Jim’s brushstrokes and mournful accompaniment bring an added poignancy to sentimental but never mawkish material such as “Home,” “The Joy That You Give,” and the magisterial “Solomon” an epic piece of songwriting mastery that stands out as one of the two “Greatest-Leonard-Cohen-Songs-Which-Len-Didn’t -Actually-Write” in Martin’s collection (the other being “Rain” off the Boat To Bolivia album).

“We were the only band that used to celebrate if our single fell down the charts,” he recalls of the Daintees days, “The management would go mad because someone had spent weeks trying to get Kid Jensen to play our record.”

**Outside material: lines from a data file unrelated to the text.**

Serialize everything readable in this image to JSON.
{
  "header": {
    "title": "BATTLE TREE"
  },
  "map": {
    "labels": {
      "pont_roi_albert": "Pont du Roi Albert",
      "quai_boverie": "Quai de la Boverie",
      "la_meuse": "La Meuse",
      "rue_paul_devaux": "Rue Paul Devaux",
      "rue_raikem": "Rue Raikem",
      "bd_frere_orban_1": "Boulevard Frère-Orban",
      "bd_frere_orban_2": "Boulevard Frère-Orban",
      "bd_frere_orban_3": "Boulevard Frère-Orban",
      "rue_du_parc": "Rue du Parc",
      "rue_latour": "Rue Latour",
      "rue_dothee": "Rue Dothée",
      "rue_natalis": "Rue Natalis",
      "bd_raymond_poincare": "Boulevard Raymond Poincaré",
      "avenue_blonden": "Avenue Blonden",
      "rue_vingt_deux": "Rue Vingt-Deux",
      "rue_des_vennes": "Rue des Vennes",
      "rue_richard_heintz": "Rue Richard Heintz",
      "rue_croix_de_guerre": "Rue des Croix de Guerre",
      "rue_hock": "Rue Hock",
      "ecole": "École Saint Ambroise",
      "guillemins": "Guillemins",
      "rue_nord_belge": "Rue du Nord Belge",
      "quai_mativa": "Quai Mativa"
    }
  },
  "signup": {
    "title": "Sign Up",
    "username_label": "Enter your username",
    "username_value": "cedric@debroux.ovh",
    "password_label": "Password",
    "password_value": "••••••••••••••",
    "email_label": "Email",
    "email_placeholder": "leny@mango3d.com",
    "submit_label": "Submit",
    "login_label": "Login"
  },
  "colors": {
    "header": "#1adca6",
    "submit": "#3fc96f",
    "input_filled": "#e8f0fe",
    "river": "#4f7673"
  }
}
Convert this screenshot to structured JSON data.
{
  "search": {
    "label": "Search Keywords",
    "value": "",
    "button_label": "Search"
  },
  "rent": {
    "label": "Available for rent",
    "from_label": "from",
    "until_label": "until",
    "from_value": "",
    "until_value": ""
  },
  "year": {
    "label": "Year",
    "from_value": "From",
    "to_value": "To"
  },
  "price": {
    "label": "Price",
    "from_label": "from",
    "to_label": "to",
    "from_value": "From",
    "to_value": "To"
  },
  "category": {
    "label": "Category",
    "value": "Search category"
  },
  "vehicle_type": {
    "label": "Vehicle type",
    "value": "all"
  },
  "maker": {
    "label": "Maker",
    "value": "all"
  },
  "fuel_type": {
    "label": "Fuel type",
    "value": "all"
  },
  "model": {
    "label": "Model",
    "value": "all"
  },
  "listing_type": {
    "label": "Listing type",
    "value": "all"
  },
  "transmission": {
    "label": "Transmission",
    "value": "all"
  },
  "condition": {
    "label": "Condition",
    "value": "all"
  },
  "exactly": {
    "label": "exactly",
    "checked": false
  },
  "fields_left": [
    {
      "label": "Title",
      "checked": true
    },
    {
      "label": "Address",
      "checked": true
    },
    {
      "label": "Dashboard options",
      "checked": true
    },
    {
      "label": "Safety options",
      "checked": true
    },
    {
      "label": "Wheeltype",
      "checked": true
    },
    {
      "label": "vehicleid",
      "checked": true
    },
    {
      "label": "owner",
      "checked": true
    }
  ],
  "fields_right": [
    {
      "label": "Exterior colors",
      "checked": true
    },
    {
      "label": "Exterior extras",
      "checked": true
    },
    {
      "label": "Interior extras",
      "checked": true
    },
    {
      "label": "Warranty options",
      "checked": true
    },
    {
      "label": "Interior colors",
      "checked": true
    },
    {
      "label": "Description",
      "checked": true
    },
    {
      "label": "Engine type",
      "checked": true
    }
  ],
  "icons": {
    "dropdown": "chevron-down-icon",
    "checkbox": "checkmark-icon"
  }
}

He might not get invited onto the 80’s Revival Circuit to play the hits that shoulda-been-but-weren’t  but you’ll never see the same Martin Stephenson show twice, possibly never hear the same song played the same way twice: just celebrate that this profoundly individual performer is keeping the songwriting/storytelling tradition live and alive for those who want their music real, not packaged and homogenised and sanitised on a reality TV show.

Long may his on-the-surface ramshackle but ultimately deeply satisfying method-in-the madness approach to providing a magical and unique night’s entertainment continue to warm what can only be in the presence of such skill and talent, our wholly humble hearts.